Awaking from her nightmare, the Gamin gets up from her hotel bed, and notices the chain of her pendant hanging from a chest of drawers. She opens the drawer…and her nightmare continues.

This synopsis doesn’t really come close to describing the experience of Daughter of Horror. Shot in an expressionistic fashion harking back to the silent era of film, and in particular The Cabinet of Dr Caligari (1919), it’s one of the few films, along with Caligari, to effectively put across psychosis as felt by its sufferer. Daughter of Horror was the brainchild of John Parker, about whom almost nothing is known, likewise Adrienne Barret, whose hypnotic performance lands somewhere between amateurish and accomplished; one rumor has it Barret was Parker’s secretary and Parker’s script is based on a dream Barret experienced.

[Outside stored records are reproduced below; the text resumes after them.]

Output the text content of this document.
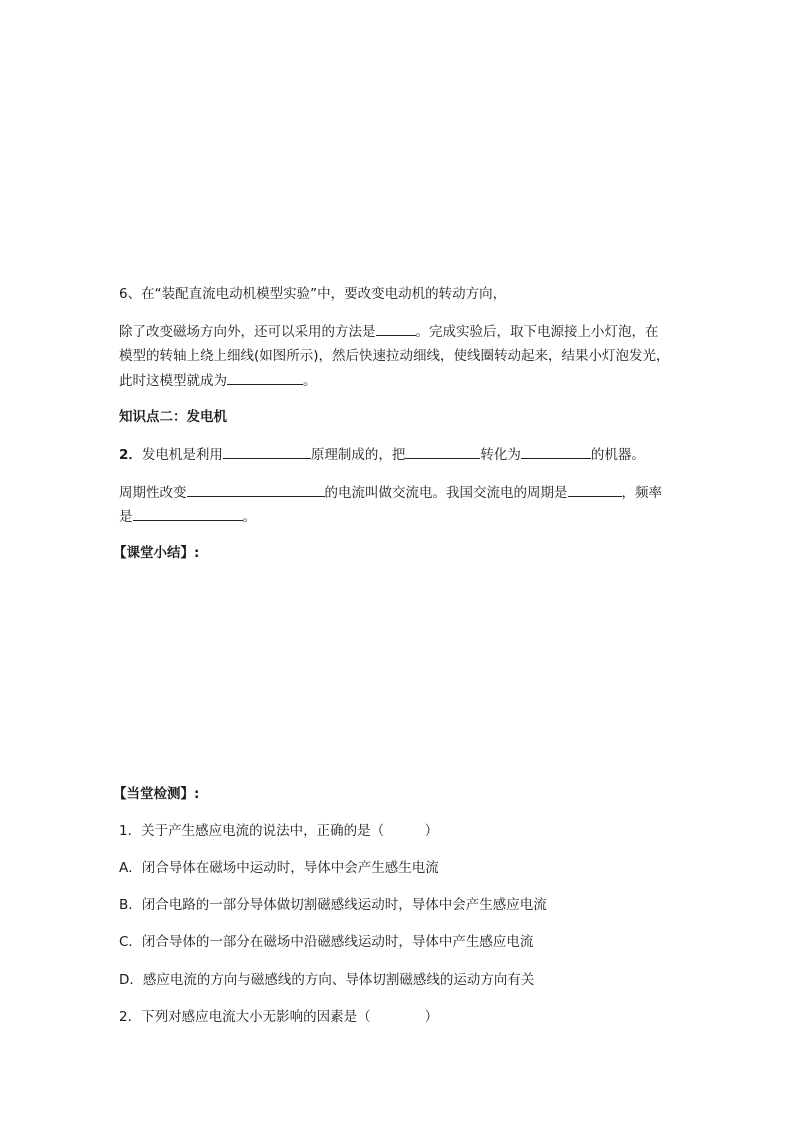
6、在“装配直流电动机模型实验”中，要改变电动机的转动方向，
除了改变磁场方向外，还可以采用的方法是	。完成实验后，取下电源接上小灯泡，在
模型的转轴上绕上细线(如图所示)，然后快速拉动细线，使线圈转动起来，结果小灯泡发光，
此时这模型就成为	。
知识点二：发电机
2．发电机是利用	原理制成的，把	转化为	的机器。
周期性改变	的电流叫做交流电。我国交流电的周期是	，频率
是	。
【课堂小结】:
【当堂检测】:
1．关于产生感应电流的说法中，正确的是（　　　）
A．闭合导体在磁场中运动时，导体中会产生感生电流
B．闭合电路的一部分导体做切割磁感线运动时，导体中会产生感应电流
C．闭合导体的一部分在磁场中沿磁感线运动时，导体中产生感应电流
D．感应电流的方向与磁感线的方向、导体切割磁感线的运动方向有关
2．下列对感应电流大小无影响的因素是（　　　　）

The soundtrack is complimented by a theramin-like, wordless vocal from Marni Nixon (The King and I [1956], West Side Story [1961], My Fair Lady [1964]), and is a large part of the film’s twisted, imbalanced outlook on the world; allied with Parker’s at times startling direction (the shots of the expensive hotel’s lobby are worthy of Alain Renais) and William C Thompson’s cinematography (Thompson also worked on…Glen and Glenda), this makes for a compelling journey through not only the imbalanced mind of the Gamin, but of cinema itself. Daughter of Horror is Roman Polanski’s Repulsion (1965) remade as a crime film noir by Ed Wood, with a dose of Touch of Evil (1958) era Orson Welles (to whom Bruno VeSota bears a passing resemblance) and even this melange of references only begins to come close to the haunting, hurting atmosphere of this unique film.